Guffaw in AZ said...

I'm given to understand that the vast majority of abuse is folks who stole it from legitimate users. Legitimate users (myself being one) do not abuse it, generally.
I think 'something' needs to be done, but what and by whom?
Certainly, putting further restrictions on doctors and patients (see gun control, Prohibition) will not stop the illegal use problem.

The current U.S. AG is not likely to be holistic in his approach.

It IS a conundrum.

rickn8or said...

"I hate to say this but I think this is something that gets worse before it gets better. "

With the .gov getting involved, I'm pretty sure that's exactly what's going to happen, especially (as Guffaw pointed out) with Jeff Sessions as AG. ("A hundred years of drug-control failure proves nothing!")

Anonymous said...

Fentanyl is now a problem because the chemists have now discovered a route to synthesizing the precursors easily.

They now have a substance worth hundreds of times the value of heroin by weight and no need to deal with the Taliban in the 'Golden Triangle' to get it.

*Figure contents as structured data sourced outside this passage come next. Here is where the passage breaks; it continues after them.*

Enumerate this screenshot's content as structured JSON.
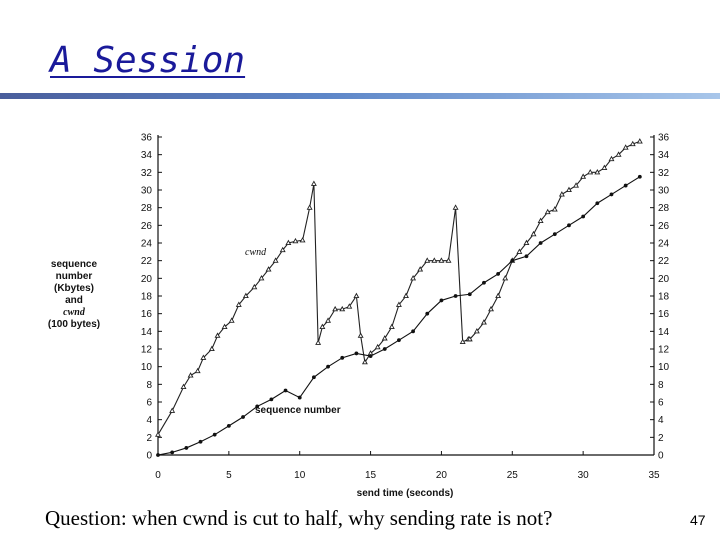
{
  "slide": {
    "title": "A Session",
    "question": "Question: when cwnd is cut to half, why sending rate is not?",
    "page_number": "47"
  },
  "chart_data": {
    "type": "line",
    "xlabel": "send time (seconds)",
    "ylabel_lines": [
      "sequence",
      "number",
      "(Kbytes)",
      "and",
      "cwnd",
      "(100 bytes)"
    ],
    "xlim": [
      0,
      35
    ],
    "ylim": [
      0,
      36
    ],
    "x_ticks": [
      0,
      5,
      10,
      15,
      20,
      25,
      30,
      35
    ],
    "y_ticks": [
      0,
      2,
      4,
      6,
      8,
      10,
      12,
      14,
      16,
      18,
      20,
      22,
      24,
      26,
      28,
      30,
      32,
      34,
      36
    ],
    "grid": false,
    "annotations": {
      "cwnd": "cwnd",
      "sequence": "sequence number"
    },
    "series": [
      {
        "name": "cwnd",
        "marker": "triangle",
        "x": [
          0,
          1,
          1.8,
          2.3,
          2.8,
          3.2,
          3.8,
          4.2,
          4.7,
          5.2,
          5.7,
          6.2,
          6.8,
          7.3,
          7.8,
          8.3,
          8.8,
          9.2,
          9.7,
          10.2,
          10.7,
          11.0,
          11.3,
          11.6,
          12.0,
          12.5,
          13.0,
          13.5,
          14.0,
          14.3,
          14.6,
          15.0,
          15.5,
          16.0,
          16.5,
          17.0,
          17.5,
          18.0,
          18.5,
          19.0,
          19.5,
          20.0,
          20.5,
          21.0,
          21.5,
          21.9,
          22.0,
          22.5,
          23.0,
          23.5,
          24.0,
          24.5,
          25.0,
          25.5,
          26.0,
          26.5,
          27.0,
          27.5,
          28.0,
          28.5,
          29.0,
          29.5,
          30.0,
          30.5,
          31.0,
          31.5,
          32.0,
          32.5,
          33.0,
          33.5,
          34.0
        ],
        "y": [
          2.3,
          5,
          7.7,
          9,
          9.5,
          11,
          12,
          13.5,
          14.5,
          15.2,
          17,
          18,
          19,
          20,
          21,
          22,
          23.2,
          24,
          24.2,
          24.3,
          28,
          30.7,
          12.7,
          14.5,
          15.2,
          16.5,
          16.5,
          16.8,
          18,
          13.5,
          10.5,
          11.5,
          12.2,
          13.2,
          14.5,
          17,
          18,
          20,
          21,
          22,
          22,
          22,
          22,
          28,
          12.8,
          13.1,
          13.1,
          14,
          15,
          16.5,
          18,
          20,
          22,
          23,
          24,
          25,
          26.5,
          27.5,
          27.8,
          29.5,
          30,
          30.5,
          31.5,
          32,
          32,
          32.5,
          33.5,
          34,
          34.8,
          35.2,
          35.5
        ],
        "color": "#222222"
      },
      {
        "name": "sequence number",
        "marker": "dot",
        "x": [
          0,
          1,
          2,
          3,
          4,
          5,
          6,
          7,
          8,
          9,
          10,
          11,
          12,
          13,
          14,
          15,
          16,
          17,
          18,
          19,
          20,
          21,
          22,
          23,
          24,
          25,
          26,
          27,
          28,
          29,
          30,
          31,
          32,
          33,
          34
        ],
        "y": [
          0,
          0.3,
          0.8,
          1.5,
          2.3,
          3.3,
          4.3,
          5.5,
          6.3,
          7.3,
          6.5,
          8.8,
          10.0,
          11.0,
          11.5,
          11.2,
          12.0,
          13.0,
          14.0,
          16.0,
          17.5,
          18.0,
          18.2,
          19.5,
          20.5,
          22.0,
          22.5,
          24.0,
          25.0,
          26.0,
          27.0,
          28.5,
          29.5,
          30.5,
          31.5
        ],
        "color": "#111111"
      }
    ]
  }
}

Yup, we are now living in interesting times, with all of that Chinese curse's implications, since China is now the primary source of the building blocks of fentanyl (and its myriad of associated toxic analogues)...

Glenn Kelley said...

The Portuguese prosecute the suppliers and treat the addicts . Supplying the drugs is illegal but possession and use is not .
I understand that addiction rates are down because a significant number of users are motivated by the illegality of the activity .

pigpen51 said...

The way that I understand things, it will be nearly impossible to get a way to treat pain while at the same time getting rid of the so called high that comes along with it. This is because the method that is used are pathways in the brain that are receptors for both pleasure and pain, and respond to the same stimuli. I know that is a poor way to explain it, but kind of close. So for the time being, the drugs that are used are only going to work by that method, and will have that side effect. I don't know the solution to this serious problem, but being on the side where I have chronic pain, and am struggling to obtain treatment, it is disheartening at times, to have to deal with a government that knows no in between, only the pendulum type of reaction, that swings either completely one way or completely the other. In the 90's it was, pain pills for all, no matter if you only scraped your big toe, and no oversight. Now, it's more like, even if you have a terminal illness, you can hardly find a doctor who is not afraid to prescribe you enough pain medicine to keep you pain free, because of fear that the government will take his license to practice medicine from him, or her. There simply has to be some reasoned discussion soon, and a path that is workable for both sides, as the way it is being done now is not working for the side that is suffering, and it should not swing back too far the other way either, due to problems that we all know will result in more suffering by families and loved ones of dead overdose victims.